Monday, November 14, 2011

Choosing Excellence

On hurry:
"We worship at the shrine of the Golden Arches, not because they sell "good food," or even "cheap food," but because it is "fast food." Even after fast food was introduced, people still had to park their cars, go inside, order, and take their food to a table, all of which took time. So we invented the Drive-Thru Lane to enable families to eat in vans, as nature intended." (John Ortberg)

Fast food restaurants were created to feed people quickly and easily. That is why they exist, and that purpose is reflected in how they are run, with an emphasis primarily on speed and convenience of service.

I had been craving a cookie dough shake awhile back. Ortberg can say what he will about fast food -- and he's generally right -- but Arctic Circle makes a mighty tasty cookie dough shake. I wasn't looking for anything else fabulous, just ice cream. That was my expectation when I arrived.

And the shake was quite good. But what stuck with me from the experience was the people.
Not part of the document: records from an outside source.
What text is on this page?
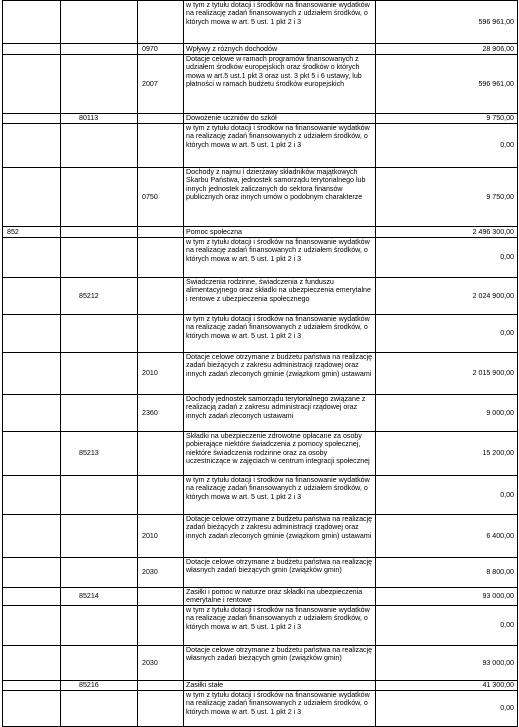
			w tym z tytułu dotacji i środków na finansowanie wydatków na realizację zadań finansowanych z udziałem środków, o których mowa w art. 5 ust. 1 pkt 2 i 3	596 961,00
		0970	Wpływy z różnych dochodów	28 906,00
		2007	Dotacje celowe w ramach programów finansowanych z udziałem środków europejskich oraz środków o których mowa w art.5 ust.1 pkt 3 oraz ust. 3 pkt 5 i 6 ustawy, lub płatności w ramach budżetu środków europejskich	596 961,00
	80113		Dowożenie uczniów do szkół	9 750,00
			w tym z tytułu dotacji i środków na finansowanie wydatków na realizację zadań finansowanych z udziałem środków, o których mowa w art. 5 ust. 1 pkt 2 i 3	0,00
		0750	Dochody z najmu i dzierżawy składników majątkowych Skarbu Państwa, jednostek samorządu terytorialnego lub innych jednostek zaliczanych do sektora finansów publicznych oraz innych umów o podobnym charakterze	9 750,00
852			Pomoc społeczna	2 496 300,00
			w tym z tytułu dotacji i środków na finansowanie wydatków na realizację zadań finansowanych z udziałem środków, o których mowa w art. 5 ust. 1 pkt 2 i 3	0,00
	85212		Świadczenia rodzinne, świadczenia z funduszu alimentacyjnego oraz składki na ubezpieczenia emerytalne i rentowe z ubezpieczenia społecznego	2 024 900,00
			w tym z tytułu dotacji i środków na finansowanie wydatków na realizację zadań finansowanych z udziałem środków, o których mowa w art. 5 ust. 1 pkt 2 i 3	0,00
		2010	Dotacje celowe otrzymane z budżetu państwa na realizację zadań bieżących z zakresu administracji rządowej oraz innych zadań zleconych gminie (związkom gmin) ustawami	2 015 900,00
		2360	Dochody jednostek samorządu terytorialnego związane z realizacją zadań z zakresu administracji rządowej oraz innych zadań zleconych ustawami	9 000,00
	85213		Składki na ubezpieczenie zdrowotne opłacane za osoby pobierające niektóre świadczenia z pomocy społecznej, niektóre świadczenia rodzinne oraz za osoby uczestniczące w zajęciach w centrum integracji społecznej	15 200,00
			w tym z tytułu dotacji i środków na finansowanie wydatków na realizację zadań finansowanych z udziałem środków, o których mowa w art. 5 ust. 1 pkt 2 i 3	0,00
		2010	Dotacje celowe otrzymane z budżetu państwa na realizację zadań bieżących z zakresu administracji rządowej oraz innych zadań zleconych gminie (związkom gmin) ustawami	6 400,00
		2030	Dotacje celowe otrzymane z budżetu państwa na realizację własnych zadań bieżących gmin (związków gmin)	8 800,00
	85214		Zasiłki i pomoc w naturze oraz składki na ubezpieczenia emerytalne i rentowe	93 000,00
			w tym z tytułu dotacji i środków na finansowanie wydatków na realizację zadań finansowanych z udziałem środków, o których mowa w art. 5 ust. 1 pkt 2 i 3	0,00
		2030	Dotacje celowe otrzymane z budżetu państwa na realizację własnych zadań bieżących gmin (związków gmin)	93 000,00
	85216		Zasiłki stałe	41 300,00
			w tym z tytułu dotacji i środków na finansowanie wydatków na realizację zadań finansowanych z udziałem środków, o których mowa w art. 5 ust. 1 pkt 2 i 3	0,00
They greeted me promptly, were genuinely invested in serving customers, busied themselves with cleaning during slow times, and even came to bus my table after I'd finished my food. Each one was polite -- to customers and to fellow employees -- and everyone seemed to be working pretty hard.

The employees could have figured it's "just fast food," not a fancy restaurant. Most were young, too, perhaps high school age. My guess is they don't see this as a lifelong career, so their excellence probably isn't motivated by the possibility of climbing the restaurant ladder. They could probably meet basic expectations, earn a little money, and go home satisfied with being average, but they didn't. Rather than settle for mediocre, they worked with excellence.

And that? It's not just about speed. It says something admirable about character.